Я склонился над ней и поцеловал ее в щеку.
– Володя… – прошептала она, глядя на распростертое тело Аничкина.
Я начал ее развязывать, но судьба уготовила для меня еще одно испытание.
Сначала я услышал истошный женский визг и сразу за ним – такой же истошный, рвущий душу, вопль:
– Эдик!!!
Я подпрыгнул в высоту на метр, не меньше, и, оставив пока Таню, бросился к двери, держа наготове оба пистолета.
Над телом поверженного мною противника рыдала молодая бабенка из тех, кого я, вовсе не будучи женоненавистником, обхожу за километр. Блатная, распутная, ужасная.
Она рыдала над ним как над мертвым, несмотря на то что мертвым его нельзя было назвать даже при очень большом желании: он орал от боли как оглашенный. Так они и орали, перебивая друг друга:
– Эдик!
– Люська… твою мать!
– Эдичка!
«Тоже мне Лимонов», – успел подумать я совершенно машинально.
– Люська, сука!!!
– Эдиче-е-е-е-ек!!!
– Заткнись, дура!!! – скрипел он зубами, корчась на полу вовсе, я думаю, не от нахлынувших чувств.
Но та и не думала молчать. Ощущение было такое, что ей не терпелось поделиться очень важной новостью.
– Волоха! – размазывала Люська слезы по лицу. – Волоха умер.
– Туда ему и дорога! – орал Эдик.
Я уже понял, кто это такой. И принял решение. Когда-то я читал интересную книжку Богомолова «Момент истины». Вот такой момент истины я решил устроить этому корчащемуся у моих ног Эдуарду Лапшину.
Я подскочил к этой стонуще-орущей парочке, выстрелил вверх из правого пистолета, одним рывком поставил на ноги Люську, отшвырнул ее в глубь комнаты, склонился над Лапшиным, выстрелил из обоих стволов около его ушей, дабы оглушить выстрелами, и тут же один ствол сунул ему в нос, чтоб он явственней ощущал запах гари, а другой – в рот, чтобы не забывал о смерти. Он замычал так, что на минуту мне показалось, будто бедняга забыл о боли.
Один шок вытеснил другой – так клин вышибают клином. Меня это устраивало.
– Кто тебя нанял?! – заорал я на него. – Говори, мразь! Кто тебя нанял, спрашиваю?! На кого работаешь?!
– Васильев, – промычал Лапшин. – Олег Константинович. Деловой. Авторитет.
Знаю я, какой он авторитет. Сявка. На киче его единственной проблемой была бы чистка параши.
Я продолжал развивать успех:
– Зачем женщину украли? Быстро!!!
– Какого-то фраера ждали, – задыхаясь, торопливо выдавал тот информацию. – Мне сказали, что, когда он здесь появится, я должен сделать так, чтобы…
Договорить он не успел. Раздался выстрел. Одновременно за моей спиной раздался спокойный и удивительно знакомый голос:
– Не шевелитесь, Турецкий. Одно неловкое движение – и я стреляю.
Я не шевелился: шансов у меня не оставалось.
– Отбросьте оружие в сторону, – приказал мне все тот же до боли знакомый голос.

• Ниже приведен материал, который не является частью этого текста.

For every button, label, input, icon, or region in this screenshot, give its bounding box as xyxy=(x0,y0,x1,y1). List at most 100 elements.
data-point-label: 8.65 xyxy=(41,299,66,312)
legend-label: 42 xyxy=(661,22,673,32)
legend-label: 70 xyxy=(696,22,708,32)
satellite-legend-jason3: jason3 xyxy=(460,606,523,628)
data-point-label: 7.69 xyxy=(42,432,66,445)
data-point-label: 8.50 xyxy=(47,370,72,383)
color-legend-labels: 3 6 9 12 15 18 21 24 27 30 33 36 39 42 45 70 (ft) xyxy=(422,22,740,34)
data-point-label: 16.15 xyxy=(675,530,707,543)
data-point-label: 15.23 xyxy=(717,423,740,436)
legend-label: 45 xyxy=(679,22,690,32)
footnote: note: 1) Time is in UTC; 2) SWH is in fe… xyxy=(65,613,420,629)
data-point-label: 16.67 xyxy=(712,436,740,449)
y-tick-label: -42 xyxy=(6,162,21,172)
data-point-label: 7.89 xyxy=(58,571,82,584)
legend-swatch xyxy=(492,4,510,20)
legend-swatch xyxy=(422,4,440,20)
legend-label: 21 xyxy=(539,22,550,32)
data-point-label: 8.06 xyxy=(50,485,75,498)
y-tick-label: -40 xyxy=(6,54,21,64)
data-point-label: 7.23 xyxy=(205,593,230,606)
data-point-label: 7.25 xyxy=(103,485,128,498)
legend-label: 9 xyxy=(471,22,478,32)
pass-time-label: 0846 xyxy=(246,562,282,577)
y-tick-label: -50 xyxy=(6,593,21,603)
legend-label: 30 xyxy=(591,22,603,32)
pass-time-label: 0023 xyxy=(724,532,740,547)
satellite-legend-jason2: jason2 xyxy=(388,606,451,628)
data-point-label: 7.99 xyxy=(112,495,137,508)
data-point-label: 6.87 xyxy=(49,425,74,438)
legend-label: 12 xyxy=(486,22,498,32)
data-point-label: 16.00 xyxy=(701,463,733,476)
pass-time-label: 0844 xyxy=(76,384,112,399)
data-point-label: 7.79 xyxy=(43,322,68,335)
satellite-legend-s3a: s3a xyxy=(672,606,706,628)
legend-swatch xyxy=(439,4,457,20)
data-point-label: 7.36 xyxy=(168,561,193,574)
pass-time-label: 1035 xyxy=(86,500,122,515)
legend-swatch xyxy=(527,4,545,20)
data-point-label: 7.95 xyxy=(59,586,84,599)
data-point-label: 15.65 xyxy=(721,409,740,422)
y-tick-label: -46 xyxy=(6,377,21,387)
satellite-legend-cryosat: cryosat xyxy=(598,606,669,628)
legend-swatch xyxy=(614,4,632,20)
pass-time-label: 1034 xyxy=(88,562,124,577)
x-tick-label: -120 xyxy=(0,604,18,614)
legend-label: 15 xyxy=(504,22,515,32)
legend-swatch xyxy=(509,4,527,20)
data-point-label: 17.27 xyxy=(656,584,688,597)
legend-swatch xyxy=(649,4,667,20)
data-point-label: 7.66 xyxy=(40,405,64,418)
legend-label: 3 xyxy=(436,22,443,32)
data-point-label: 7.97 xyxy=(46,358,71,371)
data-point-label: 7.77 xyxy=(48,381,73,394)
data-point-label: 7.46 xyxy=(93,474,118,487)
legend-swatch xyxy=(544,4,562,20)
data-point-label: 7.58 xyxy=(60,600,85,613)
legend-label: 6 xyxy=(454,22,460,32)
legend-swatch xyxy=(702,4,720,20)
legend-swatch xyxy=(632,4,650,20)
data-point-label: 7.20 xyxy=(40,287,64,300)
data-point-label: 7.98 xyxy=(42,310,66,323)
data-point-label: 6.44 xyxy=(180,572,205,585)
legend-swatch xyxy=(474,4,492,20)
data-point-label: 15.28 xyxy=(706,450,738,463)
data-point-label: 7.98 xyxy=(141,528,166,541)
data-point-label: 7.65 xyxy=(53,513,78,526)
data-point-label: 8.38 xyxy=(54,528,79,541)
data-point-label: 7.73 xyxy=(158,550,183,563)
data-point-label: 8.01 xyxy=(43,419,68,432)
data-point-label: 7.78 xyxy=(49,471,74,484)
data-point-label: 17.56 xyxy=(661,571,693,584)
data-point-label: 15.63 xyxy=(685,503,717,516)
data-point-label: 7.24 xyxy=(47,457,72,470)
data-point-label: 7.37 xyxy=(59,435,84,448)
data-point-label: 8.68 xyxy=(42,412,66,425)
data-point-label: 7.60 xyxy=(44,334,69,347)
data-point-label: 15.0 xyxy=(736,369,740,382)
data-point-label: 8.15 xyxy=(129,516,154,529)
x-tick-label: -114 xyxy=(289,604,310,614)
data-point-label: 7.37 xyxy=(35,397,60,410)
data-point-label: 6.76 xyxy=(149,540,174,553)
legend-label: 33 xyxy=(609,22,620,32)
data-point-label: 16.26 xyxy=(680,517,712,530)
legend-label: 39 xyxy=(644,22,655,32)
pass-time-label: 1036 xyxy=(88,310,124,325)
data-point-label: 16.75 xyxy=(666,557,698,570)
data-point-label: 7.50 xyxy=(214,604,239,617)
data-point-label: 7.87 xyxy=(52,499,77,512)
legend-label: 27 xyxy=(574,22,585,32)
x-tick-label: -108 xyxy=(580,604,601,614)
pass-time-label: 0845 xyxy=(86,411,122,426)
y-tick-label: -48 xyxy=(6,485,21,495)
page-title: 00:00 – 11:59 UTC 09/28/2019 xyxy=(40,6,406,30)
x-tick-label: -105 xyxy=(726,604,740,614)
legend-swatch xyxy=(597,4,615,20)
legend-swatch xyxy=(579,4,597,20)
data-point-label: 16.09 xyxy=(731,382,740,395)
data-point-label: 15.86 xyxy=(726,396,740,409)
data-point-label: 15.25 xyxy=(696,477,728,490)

Я повиновался. А что оставалось делать? Я отбросил пистолеты и стал ждать, что последует за этим.
Умирать не хотелось. Хотелось послушать, как объяснит мне все, что произошло, этот человек, который стоял у меня за спиной. А в том, что он непременно начнет все объяснять, я был уверен. Эти люди тщеславны. Они любят играть на зрителя. Этот такой же. То, что он не убил меня на месте, служило тому убедительным доказательством.

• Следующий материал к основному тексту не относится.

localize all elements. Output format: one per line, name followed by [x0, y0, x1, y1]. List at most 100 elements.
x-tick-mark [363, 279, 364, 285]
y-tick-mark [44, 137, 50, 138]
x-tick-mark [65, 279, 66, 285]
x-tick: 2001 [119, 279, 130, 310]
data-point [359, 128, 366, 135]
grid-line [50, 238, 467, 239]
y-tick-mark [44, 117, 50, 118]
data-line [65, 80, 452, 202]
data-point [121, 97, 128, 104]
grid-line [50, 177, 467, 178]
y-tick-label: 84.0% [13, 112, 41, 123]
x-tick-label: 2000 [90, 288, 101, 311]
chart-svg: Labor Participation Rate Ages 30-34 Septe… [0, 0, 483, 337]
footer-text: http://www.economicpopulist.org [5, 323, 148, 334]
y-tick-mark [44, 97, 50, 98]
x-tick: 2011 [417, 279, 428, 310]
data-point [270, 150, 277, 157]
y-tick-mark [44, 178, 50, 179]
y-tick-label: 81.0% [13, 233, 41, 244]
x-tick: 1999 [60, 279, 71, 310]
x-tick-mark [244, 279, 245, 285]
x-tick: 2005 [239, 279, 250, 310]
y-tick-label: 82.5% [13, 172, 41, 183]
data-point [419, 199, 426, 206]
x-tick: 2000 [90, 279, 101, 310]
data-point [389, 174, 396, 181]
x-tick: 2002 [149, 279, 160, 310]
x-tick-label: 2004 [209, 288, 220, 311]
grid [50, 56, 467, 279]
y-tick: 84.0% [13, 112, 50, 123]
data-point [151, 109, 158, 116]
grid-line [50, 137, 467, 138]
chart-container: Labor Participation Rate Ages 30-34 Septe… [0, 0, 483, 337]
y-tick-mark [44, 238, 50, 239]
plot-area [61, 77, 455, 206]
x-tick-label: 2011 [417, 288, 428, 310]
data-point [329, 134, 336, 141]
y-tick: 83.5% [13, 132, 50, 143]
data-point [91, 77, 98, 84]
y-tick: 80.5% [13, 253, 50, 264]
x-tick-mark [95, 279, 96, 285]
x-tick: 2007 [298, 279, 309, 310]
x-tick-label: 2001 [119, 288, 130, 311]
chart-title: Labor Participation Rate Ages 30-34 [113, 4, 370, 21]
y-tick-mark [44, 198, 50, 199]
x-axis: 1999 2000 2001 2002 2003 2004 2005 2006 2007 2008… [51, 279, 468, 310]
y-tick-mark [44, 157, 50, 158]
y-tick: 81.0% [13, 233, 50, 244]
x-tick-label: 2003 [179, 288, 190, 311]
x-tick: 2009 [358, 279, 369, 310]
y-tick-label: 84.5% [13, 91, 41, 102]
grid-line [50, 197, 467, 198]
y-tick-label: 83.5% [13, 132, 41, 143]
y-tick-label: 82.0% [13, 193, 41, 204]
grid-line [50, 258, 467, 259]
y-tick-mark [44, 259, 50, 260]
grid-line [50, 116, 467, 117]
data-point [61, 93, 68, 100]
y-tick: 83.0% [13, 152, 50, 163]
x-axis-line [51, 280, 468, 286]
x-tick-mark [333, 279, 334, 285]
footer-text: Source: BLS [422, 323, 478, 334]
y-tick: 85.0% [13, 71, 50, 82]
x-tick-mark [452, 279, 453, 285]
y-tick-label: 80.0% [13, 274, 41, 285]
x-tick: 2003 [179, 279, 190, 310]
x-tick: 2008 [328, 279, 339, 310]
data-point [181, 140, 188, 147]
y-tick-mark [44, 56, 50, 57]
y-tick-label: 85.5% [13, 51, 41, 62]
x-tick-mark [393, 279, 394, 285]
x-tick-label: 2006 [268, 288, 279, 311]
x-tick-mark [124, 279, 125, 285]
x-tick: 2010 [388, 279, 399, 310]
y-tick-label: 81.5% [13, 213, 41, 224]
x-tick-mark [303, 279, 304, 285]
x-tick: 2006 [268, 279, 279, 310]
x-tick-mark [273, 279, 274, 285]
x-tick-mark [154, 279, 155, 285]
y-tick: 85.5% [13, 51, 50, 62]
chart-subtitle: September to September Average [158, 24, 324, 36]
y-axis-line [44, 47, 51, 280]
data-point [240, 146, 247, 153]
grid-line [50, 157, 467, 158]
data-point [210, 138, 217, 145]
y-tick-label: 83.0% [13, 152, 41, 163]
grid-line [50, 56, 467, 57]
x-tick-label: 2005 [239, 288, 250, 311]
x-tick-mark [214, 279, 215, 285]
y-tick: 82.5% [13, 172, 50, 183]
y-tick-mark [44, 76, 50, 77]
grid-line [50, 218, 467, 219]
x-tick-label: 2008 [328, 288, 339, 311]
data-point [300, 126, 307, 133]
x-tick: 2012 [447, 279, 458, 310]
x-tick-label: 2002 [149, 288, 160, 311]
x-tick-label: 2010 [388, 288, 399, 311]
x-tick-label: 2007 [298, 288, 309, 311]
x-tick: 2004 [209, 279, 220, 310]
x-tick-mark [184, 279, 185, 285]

– Повернитесь, – приказал он, и в голосе его я нутром услышал едва сдерживаемое торжество.
Он думает, что я сейчас повернусь, посмотрю в него и упаду в обморок от удивления. Не выйдет.
– Здравствуй, Вася, – сказал я и только после этого, улыбаясь самой приветливой улыбкой, на какую только был способен, повернулся.
На лице моего таинственного незнакомца застыла какая-то странная маска, и я не сразу догадался, в чем тут дело. И только в следующую секунду я понял, что он улыбался, глядя мне в спину, а после того, как я назвал его Васей, у него резко испортилось настроение. Глаза его улыбаться перестали, а про мышцы лица он соответственно от неожиданности как-то забыл.
И получился зловеще-беспомощный оскал.
Увидев эту рожу, я расхохотался. Строго говоря, смешно мне не было вовсе, но инстинктивно я начал импровизировать. Я еще не знал, почему мне нужно смеяться, но то, что я должен хохотать как можно громче и веселее, в этом я был уверен. На все сто процентов. На двух громил, которые маячили за спиной Васи, я уже не обращал внимания.
Я постоянно употребляю местоимение «я», но вы тоже поймите меня правильно. Противостоял этой паскудной силе в эту минуту только, прошу прощения, я один.
Постепенно он овладел собой. И снова лицо его приняло обычное выражение дружелюбия и уверенности в себе. Но меня он уже не обманет, как тогда, в приемной Лукашука.
Настоящее его лицо я видел только что – тот самый оскал.
– Честно говоря, – начал он, – вы восхищаете меня, Турецкий.
Я усмехнулся:
– Ваши слова – да Меркулову бы в уши.
Он кивнул, словно ничего иного от меня и не ожидал.
– Нет, правда, – сказал он. – Работаете вы в высшей степени здорово. Серьезно.
– Благодарю за высокую оценку. – Я поклонился. – Честь для меня действительно высокая. Услышать похвалу от такого профессионала, как ты, Вася… Это дорогого стоит.
Он пытливо всмотрелся в мое лицо, пытаясь угадать, где я шучу, а где говорю правду. Я изобразил самую чистосердечную улыбку. Но уверен, что он так ничего и не понял.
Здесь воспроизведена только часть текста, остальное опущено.